Thanks Jill for your comments, I had understood that vertical lines were very unlikely to be be anything but local signals, and realized that the most interesting targets were to be those exhibiting some form of slope. I was interested in your point that you only have a limited range of slopes that you consider, Could you let us know what that range is - it may well help Patrick in generating his SOM's in as much as it may well limit his search space specifications.
In principle there is no reason why a line detector should not be configured to be selective to a sloped line rather than a vertical one. In the case of most convolutional filters, it is just a matter of rotating the filter to the required angle prior to running the convolution.
I have been playing with a synthetic Waterfall plot and various convolutional line detectors, in the hope that the results could be of assistance to Patrick. The Waterfall plot consists of three lines, 1 vertical and two sloped: -
I buried the signal in bipolar Gaussian noise, and then checked what it looked like - the display is distorted in as much as I have clipped all of the negative signal to zero, so I am only showing the positive 'pixels - although the calculations are done on the full data
The first filter I tried was a simple 3 x 3 Line detector - note that this is a vertical line detector, I hadn't bothered to rotate it. The filter response was:-
Applying this filter to the noisy 'Waterfall' generated the following output
Although the signals are still there, and visible, it is clear that the small size of the filter in conjunction has done little to enhance the 'visibility' of the signal. I then tried a larger filter which has the action of line detection in one plane, whilst effectively integrating the noise in the other, its characteristics are: -
The result of applying this filter is as follows: -
Which has a much better result in extracting the lines. However, as you would expect, the bigger the filter, the more angle selective it becomes, and so tends to discriminate against the more sloped signal.
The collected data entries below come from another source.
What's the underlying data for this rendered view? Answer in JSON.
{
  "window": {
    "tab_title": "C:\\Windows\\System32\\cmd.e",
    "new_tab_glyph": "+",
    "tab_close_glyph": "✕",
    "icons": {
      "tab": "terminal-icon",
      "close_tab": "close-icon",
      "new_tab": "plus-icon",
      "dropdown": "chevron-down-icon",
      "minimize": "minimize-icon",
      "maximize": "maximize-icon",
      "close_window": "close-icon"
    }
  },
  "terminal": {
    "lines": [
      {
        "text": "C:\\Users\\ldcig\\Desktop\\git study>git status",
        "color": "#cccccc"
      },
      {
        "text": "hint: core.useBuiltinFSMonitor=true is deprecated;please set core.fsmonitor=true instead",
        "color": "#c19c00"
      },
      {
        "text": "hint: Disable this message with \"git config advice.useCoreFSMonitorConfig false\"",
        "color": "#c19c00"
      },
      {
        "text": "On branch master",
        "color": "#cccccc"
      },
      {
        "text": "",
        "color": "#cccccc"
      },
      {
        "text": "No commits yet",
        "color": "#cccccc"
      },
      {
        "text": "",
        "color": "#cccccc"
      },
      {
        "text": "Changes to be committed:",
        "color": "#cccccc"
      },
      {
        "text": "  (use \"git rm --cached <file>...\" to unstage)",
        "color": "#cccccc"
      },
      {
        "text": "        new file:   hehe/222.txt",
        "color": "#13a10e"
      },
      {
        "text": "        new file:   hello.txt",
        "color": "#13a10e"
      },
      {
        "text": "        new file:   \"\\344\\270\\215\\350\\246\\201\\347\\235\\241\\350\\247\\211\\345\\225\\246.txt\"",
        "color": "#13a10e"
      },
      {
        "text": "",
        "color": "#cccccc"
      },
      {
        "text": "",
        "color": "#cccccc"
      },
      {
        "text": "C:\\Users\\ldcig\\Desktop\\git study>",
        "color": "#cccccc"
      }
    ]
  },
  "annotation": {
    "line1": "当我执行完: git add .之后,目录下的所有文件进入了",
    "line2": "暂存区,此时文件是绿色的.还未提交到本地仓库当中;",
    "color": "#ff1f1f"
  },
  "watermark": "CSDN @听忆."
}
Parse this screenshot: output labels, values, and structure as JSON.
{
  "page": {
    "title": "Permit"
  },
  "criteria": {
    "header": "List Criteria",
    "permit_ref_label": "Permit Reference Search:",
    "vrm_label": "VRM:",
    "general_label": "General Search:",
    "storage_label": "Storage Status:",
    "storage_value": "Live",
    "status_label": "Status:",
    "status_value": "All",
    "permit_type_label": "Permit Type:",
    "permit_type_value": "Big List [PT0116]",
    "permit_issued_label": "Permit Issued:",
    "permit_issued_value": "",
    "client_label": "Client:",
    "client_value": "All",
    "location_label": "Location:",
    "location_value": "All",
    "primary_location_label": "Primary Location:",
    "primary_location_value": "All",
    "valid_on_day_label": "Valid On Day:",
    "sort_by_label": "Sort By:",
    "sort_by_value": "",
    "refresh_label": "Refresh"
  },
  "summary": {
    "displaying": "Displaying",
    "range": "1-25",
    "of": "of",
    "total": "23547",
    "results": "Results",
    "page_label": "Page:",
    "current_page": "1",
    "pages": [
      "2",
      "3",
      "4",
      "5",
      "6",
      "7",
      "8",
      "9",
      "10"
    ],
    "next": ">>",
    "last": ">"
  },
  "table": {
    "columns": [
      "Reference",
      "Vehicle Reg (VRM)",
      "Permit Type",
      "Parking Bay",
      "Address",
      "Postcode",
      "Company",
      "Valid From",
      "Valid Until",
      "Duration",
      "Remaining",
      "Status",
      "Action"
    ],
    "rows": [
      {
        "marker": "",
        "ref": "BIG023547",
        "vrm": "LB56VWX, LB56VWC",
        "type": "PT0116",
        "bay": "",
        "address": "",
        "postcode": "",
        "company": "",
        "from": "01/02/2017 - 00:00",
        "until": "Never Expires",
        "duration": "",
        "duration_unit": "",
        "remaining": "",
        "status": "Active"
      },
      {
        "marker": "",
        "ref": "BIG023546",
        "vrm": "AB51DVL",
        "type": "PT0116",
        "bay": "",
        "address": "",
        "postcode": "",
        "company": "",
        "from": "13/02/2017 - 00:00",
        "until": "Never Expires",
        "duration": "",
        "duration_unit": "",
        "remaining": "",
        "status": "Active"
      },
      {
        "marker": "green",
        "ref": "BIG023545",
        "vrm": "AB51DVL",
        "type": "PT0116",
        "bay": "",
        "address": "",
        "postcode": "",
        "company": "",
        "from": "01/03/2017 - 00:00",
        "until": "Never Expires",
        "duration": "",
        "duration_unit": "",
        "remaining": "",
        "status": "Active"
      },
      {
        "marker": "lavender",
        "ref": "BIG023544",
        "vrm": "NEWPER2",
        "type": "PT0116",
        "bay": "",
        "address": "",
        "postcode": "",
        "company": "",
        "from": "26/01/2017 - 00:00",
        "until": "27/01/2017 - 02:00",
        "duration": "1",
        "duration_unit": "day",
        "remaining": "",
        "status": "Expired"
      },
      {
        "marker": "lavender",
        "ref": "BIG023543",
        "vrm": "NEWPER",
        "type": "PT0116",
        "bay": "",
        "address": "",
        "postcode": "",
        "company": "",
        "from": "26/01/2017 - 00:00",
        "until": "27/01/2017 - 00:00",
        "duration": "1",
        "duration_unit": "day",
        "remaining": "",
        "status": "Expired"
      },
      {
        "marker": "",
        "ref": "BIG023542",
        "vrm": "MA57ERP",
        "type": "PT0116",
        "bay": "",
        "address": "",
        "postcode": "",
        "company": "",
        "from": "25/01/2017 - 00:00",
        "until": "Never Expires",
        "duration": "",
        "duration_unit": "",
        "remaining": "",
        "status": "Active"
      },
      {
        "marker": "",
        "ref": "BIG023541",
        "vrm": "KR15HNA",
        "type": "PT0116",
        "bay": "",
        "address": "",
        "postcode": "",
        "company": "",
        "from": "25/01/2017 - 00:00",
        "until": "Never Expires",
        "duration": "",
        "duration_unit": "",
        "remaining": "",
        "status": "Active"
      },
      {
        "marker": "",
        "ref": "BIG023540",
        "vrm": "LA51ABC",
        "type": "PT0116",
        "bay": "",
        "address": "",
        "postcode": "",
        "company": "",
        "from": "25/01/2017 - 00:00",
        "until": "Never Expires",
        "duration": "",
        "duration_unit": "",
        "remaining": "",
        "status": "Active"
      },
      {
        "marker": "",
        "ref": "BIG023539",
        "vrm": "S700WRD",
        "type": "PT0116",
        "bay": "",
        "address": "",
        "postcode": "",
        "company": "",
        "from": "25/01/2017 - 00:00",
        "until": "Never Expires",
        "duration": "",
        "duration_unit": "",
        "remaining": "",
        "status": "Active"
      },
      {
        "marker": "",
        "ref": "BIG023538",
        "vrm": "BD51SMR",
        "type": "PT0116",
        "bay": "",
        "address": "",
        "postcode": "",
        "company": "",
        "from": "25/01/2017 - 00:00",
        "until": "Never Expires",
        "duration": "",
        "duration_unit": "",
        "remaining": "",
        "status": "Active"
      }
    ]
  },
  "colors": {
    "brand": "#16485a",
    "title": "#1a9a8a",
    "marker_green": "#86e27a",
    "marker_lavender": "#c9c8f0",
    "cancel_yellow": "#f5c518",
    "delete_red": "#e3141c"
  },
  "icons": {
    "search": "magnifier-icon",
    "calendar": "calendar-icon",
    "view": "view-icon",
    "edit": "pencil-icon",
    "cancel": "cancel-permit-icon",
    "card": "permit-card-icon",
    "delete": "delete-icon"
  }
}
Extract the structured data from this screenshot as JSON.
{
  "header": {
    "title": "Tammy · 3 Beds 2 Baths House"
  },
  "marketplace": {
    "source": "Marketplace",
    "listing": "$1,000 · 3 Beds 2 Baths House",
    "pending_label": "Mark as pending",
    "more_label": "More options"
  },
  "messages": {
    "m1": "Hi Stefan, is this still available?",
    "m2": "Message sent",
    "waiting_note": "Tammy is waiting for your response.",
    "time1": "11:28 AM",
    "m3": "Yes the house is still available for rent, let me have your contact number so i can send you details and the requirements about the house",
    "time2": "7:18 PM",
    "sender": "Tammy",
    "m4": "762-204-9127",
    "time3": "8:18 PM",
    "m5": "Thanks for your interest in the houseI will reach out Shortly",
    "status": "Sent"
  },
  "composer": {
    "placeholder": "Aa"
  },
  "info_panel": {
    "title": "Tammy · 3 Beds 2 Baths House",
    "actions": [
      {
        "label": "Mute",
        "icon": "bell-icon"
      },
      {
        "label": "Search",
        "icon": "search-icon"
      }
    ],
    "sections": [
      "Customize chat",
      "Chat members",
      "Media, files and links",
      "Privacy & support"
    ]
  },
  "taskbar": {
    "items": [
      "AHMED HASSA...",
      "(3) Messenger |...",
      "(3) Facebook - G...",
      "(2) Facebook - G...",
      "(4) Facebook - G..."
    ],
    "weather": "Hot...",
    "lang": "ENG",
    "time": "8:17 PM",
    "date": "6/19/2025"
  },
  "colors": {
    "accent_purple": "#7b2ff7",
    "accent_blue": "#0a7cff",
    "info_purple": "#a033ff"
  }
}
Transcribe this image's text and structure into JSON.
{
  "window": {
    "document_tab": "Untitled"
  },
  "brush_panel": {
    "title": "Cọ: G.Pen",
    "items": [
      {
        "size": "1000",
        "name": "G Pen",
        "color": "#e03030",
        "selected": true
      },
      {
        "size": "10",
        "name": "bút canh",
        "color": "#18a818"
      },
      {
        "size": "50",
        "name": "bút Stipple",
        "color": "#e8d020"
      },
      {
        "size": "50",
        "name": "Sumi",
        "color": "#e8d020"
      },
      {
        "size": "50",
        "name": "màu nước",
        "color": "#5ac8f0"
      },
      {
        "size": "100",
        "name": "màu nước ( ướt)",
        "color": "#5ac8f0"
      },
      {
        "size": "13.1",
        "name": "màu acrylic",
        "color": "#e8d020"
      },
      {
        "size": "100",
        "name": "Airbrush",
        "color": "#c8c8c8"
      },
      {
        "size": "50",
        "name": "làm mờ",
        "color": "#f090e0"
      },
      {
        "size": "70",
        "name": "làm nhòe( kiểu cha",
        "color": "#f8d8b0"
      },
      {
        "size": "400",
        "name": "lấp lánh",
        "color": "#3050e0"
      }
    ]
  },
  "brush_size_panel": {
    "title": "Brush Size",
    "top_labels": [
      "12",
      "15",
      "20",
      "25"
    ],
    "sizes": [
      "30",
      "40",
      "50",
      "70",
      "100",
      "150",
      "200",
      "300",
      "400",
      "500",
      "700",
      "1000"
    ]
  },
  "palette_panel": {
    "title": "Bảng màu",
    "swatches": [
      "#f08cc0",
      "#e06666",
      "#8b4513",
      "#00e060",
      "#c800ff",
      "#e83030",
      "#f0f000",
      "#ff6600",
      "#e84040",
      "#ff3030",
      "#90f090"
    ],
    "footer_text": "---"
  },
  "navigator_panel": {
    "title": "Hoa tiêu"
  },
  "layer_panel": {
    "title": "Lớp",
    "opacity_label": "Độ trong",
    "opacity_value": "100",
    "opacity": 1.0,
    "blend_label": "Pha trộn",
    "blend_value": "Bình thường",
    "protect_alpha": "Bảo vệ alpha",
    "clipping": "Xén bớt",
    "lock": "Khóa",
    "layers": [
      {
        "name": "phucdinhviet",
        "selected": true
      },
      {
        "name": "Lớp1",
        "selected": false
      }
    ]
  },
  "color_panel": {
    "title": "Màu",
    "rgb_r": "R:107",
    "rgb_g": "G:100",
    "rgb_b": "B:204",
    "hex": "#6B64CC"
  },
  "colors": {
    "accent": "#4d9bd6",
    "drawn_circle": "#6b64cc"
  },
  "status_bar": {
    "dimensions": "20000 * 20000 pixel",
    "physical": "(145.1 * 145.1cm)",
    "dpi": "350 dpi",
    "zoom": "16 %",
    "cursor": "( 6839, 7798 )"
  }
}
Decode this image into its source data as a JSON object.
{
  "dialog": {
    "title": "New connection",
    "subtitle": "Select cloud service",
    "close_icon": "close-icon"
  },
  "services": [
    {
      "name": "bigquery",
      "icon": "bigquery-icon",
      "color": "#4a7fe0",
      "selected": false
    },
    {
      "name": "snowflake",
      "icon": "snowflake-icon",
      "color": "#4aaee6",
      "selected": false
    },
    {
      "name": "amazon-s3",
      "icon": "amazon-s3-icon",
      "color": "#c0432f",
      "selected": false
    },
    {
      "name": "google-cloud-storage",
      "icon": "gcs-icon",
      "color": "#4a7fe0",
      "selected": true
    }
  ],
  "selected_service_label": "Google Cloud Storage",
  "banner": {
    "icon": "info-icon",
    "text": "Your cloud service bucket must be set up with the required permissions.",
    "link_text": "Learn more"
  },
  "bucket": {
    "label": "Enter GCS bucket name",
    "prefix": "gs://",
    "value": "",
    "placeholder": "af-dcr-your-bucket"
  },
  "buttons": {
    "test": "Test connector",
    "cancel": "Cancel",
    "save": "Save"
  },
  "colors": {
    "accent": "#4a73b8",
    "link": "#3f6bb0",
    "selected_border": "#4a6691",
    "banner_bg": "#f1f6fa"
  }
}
I hope that these results are of some use
Addition to original contribution
PS Note that the purpose of this letter was to primarily assist Patrick123 in his experiment to evaluate the possibility of using Self Organizing Maps, to post process 'Waterfall Plots'. It is not meant as a stand alone methodology, which can be done much more effectively using the non-linear Wavelet filtering discussed by me in one of my blog entries on Wavelets and astigmatic filtering.
Are you getting anywhere with your SOM experiments?